The following figure shows the message delivery method of HyperBFT consensus in a non-parallel situation. It can be seen that all messages are summarized and broadcast uniformly by the Leader, eliminating the need for It eliminates the steps of exchanging messages between nodes, greatly reducing the complexity.
Simply put, HyperBFT means that the current leader produces blocks, and all nodes participate in voting and A consensus protocol that uniformly sends the voting results to the Leader and then allows the next leader to rotate. In fact, the specific details involved in Hotstuff and Tendermint are much more complicated. This article is limited by the length and focus and will not go into details here.
Points that developers need to pay attention to
The above data reading based on Precompiles The mechanism is relatively perfect. Solidity developers do not need to write corresponding code when reading the Hyper L1 status, but they need to pay attention to the problem of msg.sender. Similar to most Ethereum second layers, HyperLiquid also allows users to directly interact with the system contract in Hyper L1 and indirectly trigger transaction actions on the HyperEVM chain. At this time, if the smart contract reads msg.sender in the transaction field, you will find that msg.sender corresponds to the address of the HyperL1 system contract, not the address of the user who initially initiated the transaction on HyperL1.
As for the interaction between EVM and L1, developers need to pay attention to a series of issues. The first problem is the non-atomicity of the interaction. If the user indirectly places an order in L1 through the aforementioned event address on HyperEVM, but there are not sufficient assets in L1, then the transaction will definitely fail, but the user calls the event address. There will be no error return prompt when the function is used. Problems with the non-atomicity of interactions can cause the user's assets to be compromised. At this time, developers need to manually handle the failure of pending orders on the EVM smart contract side. Moreover, the smart contract in the EVM should have a function for final fund recovery to prevent user assets from never being withdrawn in L1.
Secondly, EVM corresponds toThe contract address must have a mapping account in L1. After the user deploys the smart contract in EVM, he needs to transfer a small amount of USDC to the mapping address in L1, forcing L1 to create an account for the contract address. This part of the operation may be related to HyperLiquid's underlying consensus, which is clearly required in Hyperliquid's documentation.
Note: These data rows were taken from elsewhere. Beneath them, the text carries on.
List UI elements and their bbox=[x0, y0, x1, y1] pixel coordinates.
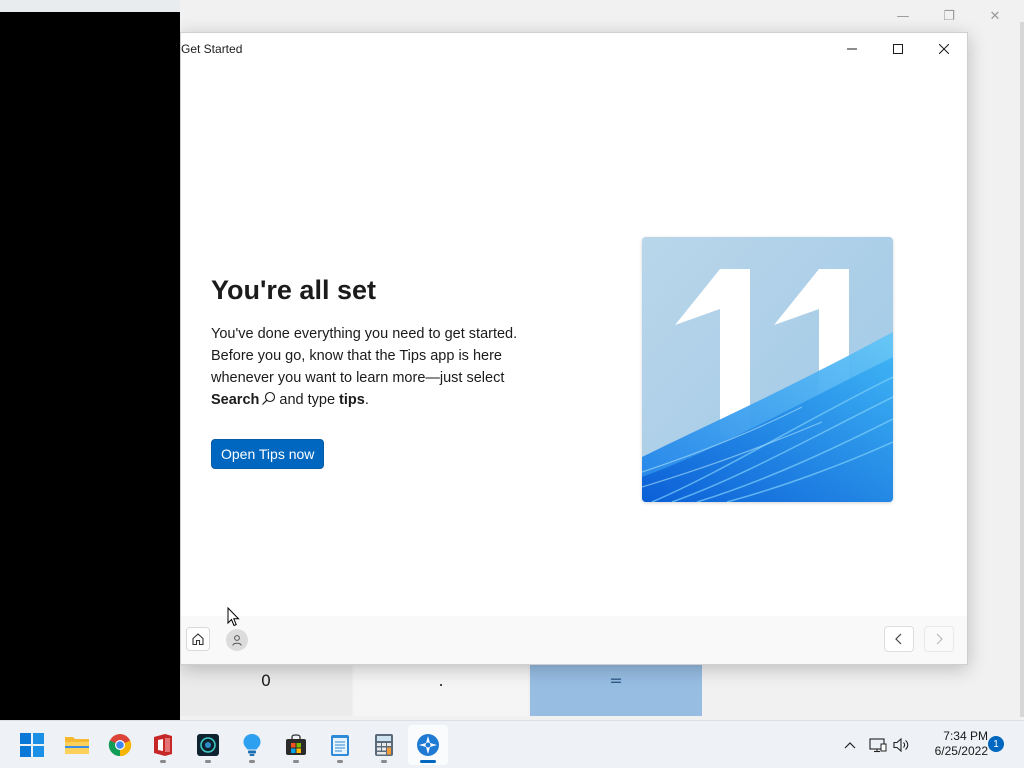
person-icon bbox=[232, 635, 242, 646]
network-button[interactable] bbox=[866, 721, 890, 768]
description-line-2: Before you go, know that the Tips app is… bbox=[211, 348, 502, 364]
taskbar-get-started[interactable] bbox=[408, 725, 448, 765]
calc-key-zero[interactable]: 0 bbox=[180, 665, 352, 716]
chevron-left-icon bbox=[895, 633, 902, 645]
get-started-icon bbox=[417, 734, 439, 756]
period-text: . bbox=[364, 392, 369, 408]
speaker-icon bbox=[893, 737, 909, 753]
home-button[interactable] bbox=[186, 627, 210, 651]
minimize-icon bbox=[847, 48, 857, 50]
running-indicator bbox=[249, 760, 255, 763]
open-tips-button[interactable]: Open Tips now bbox=[211, 439, 325, 469]
running-indicator bbox=[381, 760, 387, 763]
content-area: You're all set You've done everything yo… bbox=[181, 65, 967, 616]
tips-word: tips bbox=[339, 392, 365, 408]
maximize-icon bbox=[893, 44, 903, 54]
running-indicator bbox=[337, 760, 343, 763]
bg-restore-button[interactable]: ❐ bbox=[926, 4, 972, 28]
previous-button[interactable] bbox=[884, 626, 914, 652]
taskbar-dark-app[interactable] bbox=[188, 725, 228, 765]
calculator-bottom-row: 0 . = bbox=[180, 665, 702, 716]
background-window-controls: — ❐ ✕ bbox=[880, 4, 1018, 28]
chrome-icon bbox=[108, 734, 132, 757]
running-indicator bbox=[160, 760, 166, 763]
clock[interactable]: 7:34 PM 6/25/2022 bbox=[918, 729, 988, 759]
running-indicator bbox=[205, 760, 211, 763]
taskbar-tips[interactable] bbox=[232, 725, 272, 765]
clock-date: 6/25/2022 bbox=[934, 744, 988, 758]
taskbar-office[interactable] bbox=[143, 725, 183, 765]
volume-button[interactable] bbox=[890, 721, 914, 768]
account-button[interactable] bbox=[226, 629, 248, 651]
black-panel bbox=[0, 12, 180, 720]
taskbar-file-explorer[interactable] bbox=[57, 725, 97, 765]
notepad-icon bbox=[331, 735, 349, 756]
taskbar-chrome[interactable] bbox=[100, 725, 140, 765]
description-line-1: You've done everything you need to get s… bbox=[211, 326, 518, 342]
network-icon bbox=[869, 738, 887, 753]
calc-key-decimal[interactable]: . bbox=[354, 665, 528, 716]
clock-time: 7:34 PM bbox=[943, 729, 988, 743]
taskbar-notepad[interactable] bbox=[320, 725, 360, 765]
office-icon bbox=[154, 734, 172, 756]
description-line-3: whenever you want to learn more—just sel… bbox=[211, 370, 505, 386]
maximize-button[interactable] bbox=[875, 33, 921, 65]
taskbar-calculator[interactable] bbox=[364, 725, 404, 765]
and-type-text: and type bbox=[279, 392, 336, 408]
notification-badge[interactable]: 1 bbox=[988, 736, 1004, 752]
store-icon bbox=[286, 734, 306, 755]
home-icon bbox=[192, 633, 204, 646]
bottom-nav-bar bbox=[181, 616, 967, 664]
taskbar: 7:34 PM 6/25/2022 bbox=[0, 720, 1024, 768]
windows-11-hero-image bbox=[642, 237, 893, 502]
get-started-window: Get Started You're all set You've done e… bbox=[180, 32, 968, 665]
folder-icon bbox=[65, 737, 89, 754]
calculator-icon bbox=[375, 734, 393, 756]
chevron-right-icon bbox=[936, 633, 943, 645]
description: You've done everything you need to get s… bbox=[211, 323, 551, 413]
minimize-button[interactable] bbox=[829, 33, 875, 65]
windows-logo-icon bbox=[20, 733, 44, 757]
app-icon bbox=[197, 734, 219, 756]
bg-close-button[interactable]: ✕ bbox=[972, 4, 1018, 28]
calc-key-equals[interactable]: = bbox=[530, 665, 702, 716]
running-indicator bbox=[293, 760, 299, 763]
start-button[interactable] bbox=[12, 725, 52, 765]
close-button[interactable] bbox=[921, 33, 967, 65]
show-hidden-icons-button[interactable] bbox=[838, 721, 862, 768]
mouse-cursor-icon bbox=[227, 606, 241, 631]
active-indicator bbox=[420, 760, 436, 763]
search-word: Search bbox=[211, 392, 260, 408]
bg-minimize-button[interactable]: — bbox=[880, 4, 926, 28]
search-icon bbox=[261, 391, 276, 413]
close-icon bbox=[939, 44, 949, 54]
background-window-edge bbox=[1020, 22, 1024, 717]
chevron-up-icon bbox=[844, 742, 856, 749]
page-heading: You're all set bbox=[211, 275, 376, 305]
title-bar[interactable]: Get Started bbox=[181, 33, 967, 65]
taskbar-store[interactable] bbox=[276, 725, 316, 765]
window-controls bbox=[829, 33, 967, 65]
lightbulb-icon bbox=[243, 734, 261, 756]
window-title: Get Started bbox=[181, 42, 243, 56]
next-button[interactable] bbox=[924, 626, 954, 652]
Finally, developers need to pay attention to some special situations, especially the balance of tokens. Hyper L1 has a special address for asset transfer, but when users send assets to this special address, the assets will be transferred from L1 to the HyperEVM chain. Since the HyperLiquid node actually executes the EVM chain and the L1 chain at the same time, it may be that HyperEVM has not produced a block for a long time after the user transfers the assets. At this time, the user cannot read his or her balance on the EVM chain.
To put it simply, the user assets at this time are stuck in the cross-chain bridge and cannot be queried in either the L1 or the EVM chain. The developers built The protocol should handle the above special situations to avoid panic among users.
In summary, HyperEVM is similar to the second layer based on Hyperliquid L1. HyperEVM relies on precompiled code to read L1 status, and also relies on Events to communicate with Hyper L1 generate interaction. L1 also has some system contracts to help users trigger transactions within HyperEVM or conduct cross-chain assets. But unlike the general Layer1-Layer2 architecture, Hyperliquid provides higher interoperability for HyperEVM.
Reference materials
Hyperliquid: The Hyperoptimized Order Book L1
hyperliquid-dex/contracts
The Not-So-Definitive guide to Hyperliquid Precompiles.
What is the difference between PBFT, Tendermint, HotStuff, and HotStuff-2?